Ce verdict était très attendu. En témoigne la très forte mobilisation au palais de justice tôt ce matin. Dès 7h, plusieurs personnes étaient présentes. Mais, c’est pratiquement à 9h que l’audience s’est ouverte, dans une salle pleine comme un œuf. Et, le suspens n’a pas duré. Le président du tribunal appelle l’ensemble des prévenus. Puis, livre la décision. « Le tribunal, statuant en correctionnel et en premier ressort, déclare Tou Issouf, Compaoré Saïdou, Ouédraogo Ousmana, Ilboudo Lassané, Kabré Hyppolyte et Birba Saïdou coupables de faits de fraudes aux concours directs de la fonction publique, session 2015 (…) ». En répression, le tribunal condamne ces six prévenus à des peines d’emprisonnement de 12 mois ferme et une amende de 500 000F chacun.
Les 17 autres prévenus ont, quant à eux, été déclarés coupables de faits de complicité de fraudes. Parmi ces « complices », seize personnes écopent de la peine d’emprisonnement de six mois ferme et une amende de 150 000F chacun. Et, le directeur de la télévision nationale, Ouezzin Louis Oulon, est dans ce lot. Lui qui n’a pourtant cessé de clamer son innocence au cours du procès.
Reconnue coupable de faits de complicité de fraude, Aïssata Anabébou est la seule à s’en sortir avec une condamnation assortie de sursis (six mois d’emprisonnement et une amende de 500 000F). On se rappelle qu’elle avait nié en bloc les faits à elle reprochés au cours du procès le 09 octobre dernier. Les 23 prévenus ont été condamnés solidairement aux dépens. Ils ont 15 jours pour faire appel de la décision du tribunal.

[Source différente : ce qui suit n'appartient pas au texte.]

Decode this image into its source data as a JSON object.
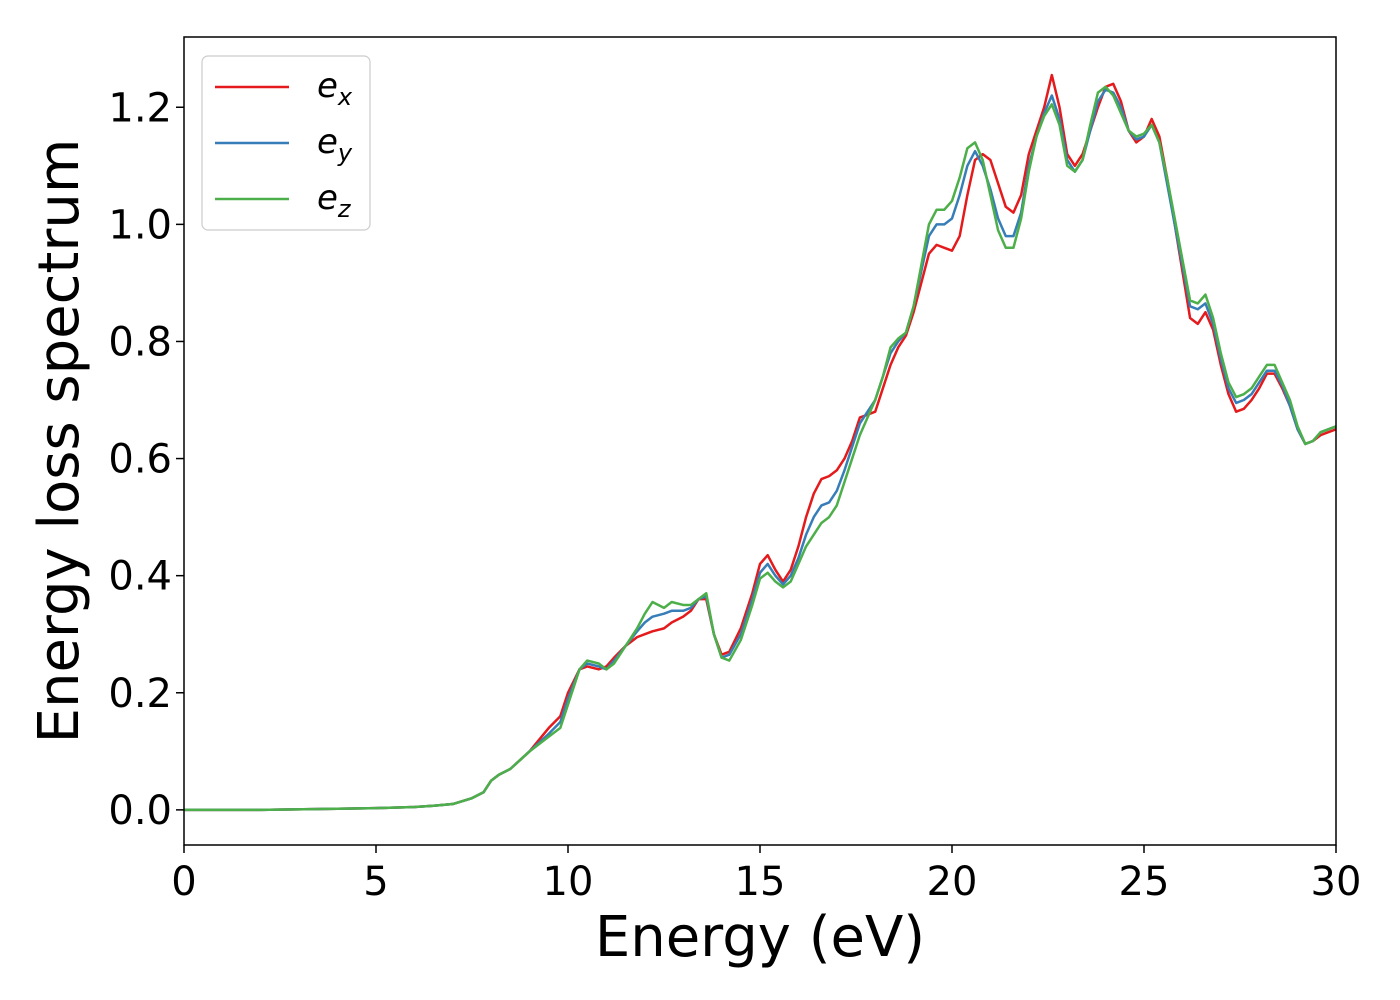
{
  "chart_data": {
    "type": "line",
    "title": "",
    "xlabel": "Energy (eV)",
    "ylabel": "Energy loss spectrum",
    "xlim": [
      0,
      30
    ],
    "ylim": [
      -0.06,
      1.32
    ],
    "xticks": [
      "0",
      "5",
      "10",
      "15",
      "20",
      "25",
      "30"
    ],
    "yticks": [
      "0.0",
      "0.2",
      "0.4",
      "0.6",
      "0.8",
      "1.0",
      "1.2"
    ],
    "grid": false,
    "legend_position": "top-left",
    "series": [
      {
        "name": "e_x",
        "legend_base": "e",
        "legend_sub": "x",
        "color": "#e41a1c",
        "x": [
          0,
          2,
          4,
          5,
          6,
          6.5,
          7,
          7.5,
          7.8,
          8.0,
          8.2,
          8.5,
          9.0,
          9.5,
          9.8,
          10.0,
          10.3,
          10.5,
          10.8,
          11.0,
          11.2,
          11.5,
          11.8,
          12.0,
          12.2,
          12.5,
          12.7,
          13.0,
          13.2,
          13.4,
          13.6,
          13.8,
          14.0,
          14.2,
          14.5,
          14.8,
          15.0,
          15.2,
          15.4,
          15.6,
          15.8,
          16.0,
          16.2,
          16.4,
          16.6,
          16.8,
          17.0,
          17.2,
          17.4,
          17.6,
          17.8,
          18.0,
          18.2,
          18.4,
          18.6,
          18.8,
          19.0,
          19.2,
          19.4,
          19.6,
          19.8,
          20.0,
          20.2,
          20.4,
          20.6,
          20.8,
          21.0,
          21.2,
          21.4,
          21.6,
          21.8,
          22.0,
          22.2,
          22.4,
          22.6,
          22.8,
          23.0,
          23.2,
          23.4,
          23.6,
          23.8,
          24.0,
          24.2,
          24.4,
          24.6,
          24.8,
          25.0,
          25.2,
          25.4,
          25.6,
          25.8,
          26.0,
          26.2,
          26.4,
          26.6,
          26.8,
          27.0,
          27.2,
          27.4,
          27.6,
          27.8,
          28.0,
          28.2,
          28.4,
          28.6,
          28.8,
          29.0,
          29.2,
          29.4,
          29.6,
          29.8,
          30.0
        ],
        "y": [
          0.0,
          0.0,
          0.002,
          0.003,
          0.005,
          0.007,
          0.01,
          0.02,
          0.03,
          0.05,
          0.06,
          0.07,
          0.1,
          0.14,
          0.16,
          0.2,
          0.24,
          0.245,
          0.24,
          0.245,
          0.26,
          0.28,
          0.295,
          0.3,
          0.305,
          0.31,
          0.32,
          0.33,
          0.34,
          0.36,
          0.36,
          0.3,
          0.265,
          0.27,
          0.31,
          0.37,
          0.42,
          0.435,
          0.41,
          0.39,
          0.41,
          0.45,
          0.5,
          0.54,
          0.565,
          0.57,
          0.58,
          0.6,
          0.63,
          0.67,
          0.675,
          0.68,
          0.72,
          0.76,
          0.79,
          0.81,
          0.85,
          0.9,
          0.95,
          0.965,
          0.96,
          0.955,
          0.98,
          1.05,
          1.11,
          1.12,
          1.11,
          1.07,
          1.03,
          1.02,
          1.05,
          1.12,
          1.16,
          1.2,
          1.255,
          1.2,
          1.12,
          1.1,
          1.12,
          1.16,
          1.2,
          1.235,
          1.24,
          1.21,
          1.16,
          1.14,
          1.15,
          1.18,
          1.15,
          1.08,
          1.0,
          0.92,
          0.84,
          0.83,
          0.85,
          0.82,
          0.76,
          0.71,
          0.68,
          0.685,
          0.7,
          0.72,
          0.745,
          0.745,
          0.72,
          0.69,
          0.65,
          0.625,
          0.63,
          0.64,
          0.645,
          0.65
        ]
      },
      {
        "name": "e_y",
        "legend_base": "e",
        "legend_sub": "y",
        "color": "#377eb8",
        "x": [
          0,
          2,
          4,
          5,
          6,
          6.5,
          7,
          7.5,
          7.8,
          8.0,
          8.2,
          8.5,
          9.0,
          9.5,
          9.8,
          10.0,
          10.3,
          10.5,
          10.8,
          11.0,
          11.2,
          11.5,
          11.8,
          12.0,
          12.2,
          12.5,
          12.7,
          13.0,
          13.2,
          13.4,
          13.6,
          13.8,
          14.0,
          14.2,
          14.5,
          14.8,
          15.0,
          15.2,
          15.4,
          15.6,
          15.8,
          16.0,
          16.2,
          16.4,
          16.6,
          16.8,
          17.0,
          17.2,
          17.4,
          17.6,
          17.8,
          18.0,
          18.2,
          18.4,
          18.6,
          18.8,
          19.0,
          19.2,
          19.4,
          19.6,
          19.8,
          20.0,
          20.2,
          20.4,
          20.6,
          20.8,
          21.0,
          21.2,
          21.4,
          21.6,
          21.8,
          22.0,
          22.2,
          22.4,
          22.6,
          22.8,
          23.0,
          23.2,
          23.4,
          23.6,
          23.8,
          24.0,
          24.2,
          24.4,
          24.6,
          24.8,
          25.0,
          25.2,
          25.4,
          25.6,
          25.8,
          26.0,
          26.2,
          26.4,
          26.6,
          26.8,
          27.0,
          27.2,
          27.4,
          27.6,
          27.8,
          28.0,
          28.2,
          28.4,
          28.6,
          28.8,
          29.0,
          29.2,
          29.4,
          29.6,
          29.8,
          30.0
        ],
        "y": [
          0.0,
          0.0,
          0.002,
          0.003,
          0.005,
          0.007,
          0.01,
          0.02,
          0.03,
          0.05,
          0.06,
          0.07,
          0.1,
          0.13,
          0.15,
          0.19,
          0.24,
          0.25,
          0.245,
          0.24,
          0.255,
          0.28,
          0.305,
          0.32,
          0.33,
          0.335,
          0.34,
          0.34,
          0.345,
          0.36,
          0.365,
          0.3,
          0.26,
          0.265,
          0.3,
          0.36,
          0.405,
          0.42,
          0.4,
          0.385,
          0.4,
          0.43,
          0.47,
          0.5,
          0.52,
          0.525,
          0.545,
          0.58,
          0.62,
          0.66,
          0.68,
          0.7,
          0.74,
          0.78,
          0.8,
          0.815,
          0.86,
          0.92,
          0.98,
          1.0,
          1.0,
          1.01,
          1.05,
          1.1,
          1.125,
          1.1,
          1.06,
          1.01,
          0.98,
          0.98,
          1.02,
          1.1,
          1.15,
          1.19,
          1.22,
          1.18,
          1.11,
          1.09,
          1.11,
          1.16,
          1.21,
          1.23,
          1.225,
          1.2,
          1.16,
          1.145,
          1.15,
          1.17,
          1.14,
          1.07,
          1.0,
          0.93,
          0.86,
          0.855,
          0.865,
          0.83,
          0.77,
          0.72,
          0.695,
          0.7,
          0.71,
          0.73,
          0.75,
          0.75,
          0.725,
          0.69,
          0.65,
          0.625,
          0.63,
          0.645,
          0.65,
          0.655
        ]
      },
      {
        "name": "e_z",
        "legend_base": "e",
        "legend_sub": "z",
        "color": "#4daf4a",
        "x": [
          0,
          2,
          4,
          5,
          6,
          6.5,
          7,
          7.5,
          7.8,
          8.0,
          8.2,
          8.5,
          9.0,
          9.5,
          9.8,
          10.0,
          10.3,
          10.5,
          10.8,
          11.0,
          11.2,
          11.5,
          11.8,
          12.0,
          12.2,
          12.5,
          12.7,
          13.0,
          13.2,
          13.4,
          13.6,
          13.8,
          14.0,
          14.2,
          14.5,
          14.8,
          15.0,
          15.2,
          15.4,
          15.6,
          15.8,
          16.0,
          16.2,
          16.4,
          16.6,
          16.8,
          17.0,
          17.2,
          17.4,
          17.6,
          17.8,
          18.0,
          18.2,
          18.4,
          18.6,
          18.8,
          19.0,
          19.2,
          19.4,
          19.6,
          19.8,
          20.0,
          20.2,
          20.4,
          20.6,
          20.8,
          21.0,
          21.2,
          21.4,
          21.6,
          21.8,
          22.0,
          22.2,
          22.4,
          22.6,
          22.8,
          23.0,
          23.2,
          23.4,
          23.6,
          23.8,
          24.0,
          24.2,
          24.4,
          24.6,
          24.8,
          25.0,
          25.2,
          25.4,
          25.6,
          25.8,
          26.0,
          26.2,
          26.4,
          26.6,
          26.8,
          27.0,
          27.2,
          27.4,
          27.6,
          27.8,
          28.0,
          28.2,
          28.4,
          28.6,
          28.8,
          29.0,
          29.2,
          29.4,
          29.6,
          29.8,
          30.0
        ],
        "y": [
          0.0,
          0.0,
          0.002,
          0.003,
          0.005,
          0.007,
          0.01,
          0.02,
          0.03,
          0.05,
          0.06,
          0.07,
          0.1,
          0.125,
          0.14,
          0.18,
          0.24,
          0.255,
          0.25,
          0.24,
          0.25,
          0.28,
          0.31,
          0.335,
          0.355,
          0.345,
          0.355,
          0.35,
          0.35,
          0.36,
          0.37,
          0.3,
          0.26,
          0.255,
          0.29,
          0.35,
          0.395,
          0.405,
          0.39,
          0.38,
          0.39,
          0.42,
          0.45,
          0.47,
          0.49,
          0.5,
          0.52,
          0.56,
          0.6,
          0.64,
          0.67,
          0.7,
          0.74,
          0.79,
          0.805,
          0.815,
          0.86,
          0.93,
          1.0,
          1.025,
          1.025,
          1.04,
          1.08,
          1.13,
          1.14,
          1.11,
          1.05,
          0.99,
          0.96,
          0.96,
          1.01,
          1.09,
          1.15,
          1.185,
          1.205,
          1.17,
          1.1,
          1.09,
          1.11,
          1.17,
          1.225,
          1.235,
          1.22,
          1.19,
          1.16,
          1.15,
          1.155,
          1.17,
          1.14,
          1.08,
          1.01,
          0.94,
          0.87,
          0.865,
          0.88,
          0.84,
          0.78,
          0.73,
          0.705,
          0.71,
          0.72,
          0.74,
          0.76,
          0.76,
          0.73,
          0.7,
          0.655,
          0.625,
          0.63,
          0.645,
          0.65,
          0.655
        ]
      }
    ]
  }
}
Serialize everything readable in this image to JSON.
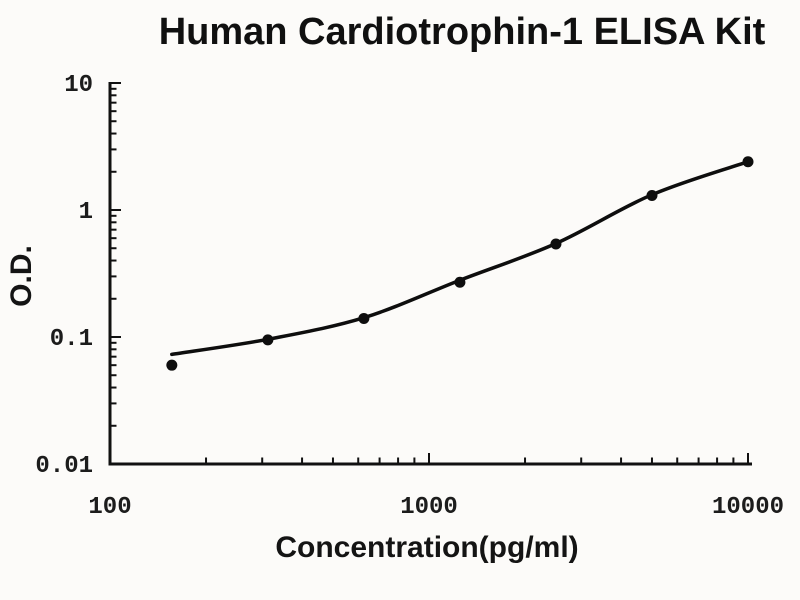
{
  "chart_data": {
    "type": "line",
    "title": "Human Cardiotrophin-1 ELISA Kit",
    "xlabel": "Concentration(pg/ml)",
    "ylabel": "O.D.",
    "x_scale": "log",
    "y_scale": "log",
    "xlim": [
      100,
      10000
    ],
    "ylim": [
      0.01,
      10
    ],
    "x_ticks": [
      100,
      1000,
      10000
    ],
    "x_tick_labels": [
      "100",
      "1000",
      "10000"
    ],
    "y_ticks": [
      0.01,
      0.1,
      1,
      10
    ],
    "y_tick_labels": [
      "0.01",
      "0.1",
      "1",
      "10"
    ],
    "grid": false,
    "legend": "none",
    "axis_color": "#111111",
    "line_color": "#0e0e0e",
    "marker_color": "#0e0e0e",
    "series": [
      {
        "name": "standard curve data points",
        "marker": "filled-circle",
        "x": [
          156.25,
          312.5,
          625,
          1250,
          2500,
          5000,
          10000
        ],
        "y": [
          0.06,
          0.095,
          0.14,
          0.27,
          0.54,
          1.3,
          2.4
        ]
      }
    ],
    "fit_curve": {
      "name": "fitted standard curve line",
      "x": [
        156.25,
        312.5,
        625,
        1250,
        2500,
        5000,
        10000
      ],
      "y": [
        0.073,
        0.096,
        0.142,
        0.28,
        0.545,
        1.32,
        2.4
      ]
    }
  }
}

Un verdict qui ne satisfait personne

Les conseils des prévenus n’ont pas tardé à exprimer leur déception. Maître Seydou Roger Yamba défend cinq prévenus. « La décision ne nous satisfait pas. Nous pensons qu’après échanges avec nos clients pour leur expliquer la quintessence de la décision, nous allons éventuellement aviser. En tant que technicien du droit, de mon point de vue, c’est un dossier qui est vide, il n’y avait que des écritures, aucune pièce tangible sur laquelle on peut se fonder », soutient Maître Yamba.
Même son de cloche du côté de Maître Olivier Somé. « C’est une décision de justice, en tant que professionnel nous la respectons, mais nous estimons qu’il y a des contradictions, des points sur lesquels nous ne sommes pas d’accord et nous allons exercer les voies de recours qui siéent en la matière. La loi pénale est d’interprétation stricte, là où la loi est claire, il ne faut pas interpréter et le juge ne peut pas fonder sa décision sans qu’il y ait des pièces qui aient été produites et débattues contradictoirement à l’audience », déclare-t-il.
Le public venu assister au verdict ne semblait pas non plus satisfait. « Si les gens ont des moyens de deux millions, trois millions pour acheter des sujets, pour gâcher la chance des autres et c’est finalement la justice qui les amende à 500 000F, c’est regrettable. Nous candidats, quand on regarde comme ça, on pense qu’on donne la chance à ceux qui ont les moyens de toujours continuer dans cette pratique. Je suis très déçu du verdict », lance Léonard Ouéfo.

Reprise des concours incriminés ?

Ce verdict vient ainsi confirmer l’atteinte à l’égal accès aux emplois de l’Etat. Faut-il reprendre les concours incriminés ? C’est la revendication du comité des jeunes unis pour la reprise des concours concernés par la fraude depuis l’éclatement de cette affaire. A l’issue du verdict, il revient à la charge pour exiger la reprise pure et simple desdits concours. « La question du principe de l’égalité des chances est un principe constitutionnel et nous n’allons pas négocier sur ce principe (…) Nous allons d’ores et déjà programmer une rencontre au niveau du comité pour voir, si d’aventure le ministère ne reprogramme pas les concours pour rétablir l’égalité des chances, quelles actions mener à la suite de l’évolution du dossier », souligne Moussa Hermann Konkobo, porte-parole dudit comité.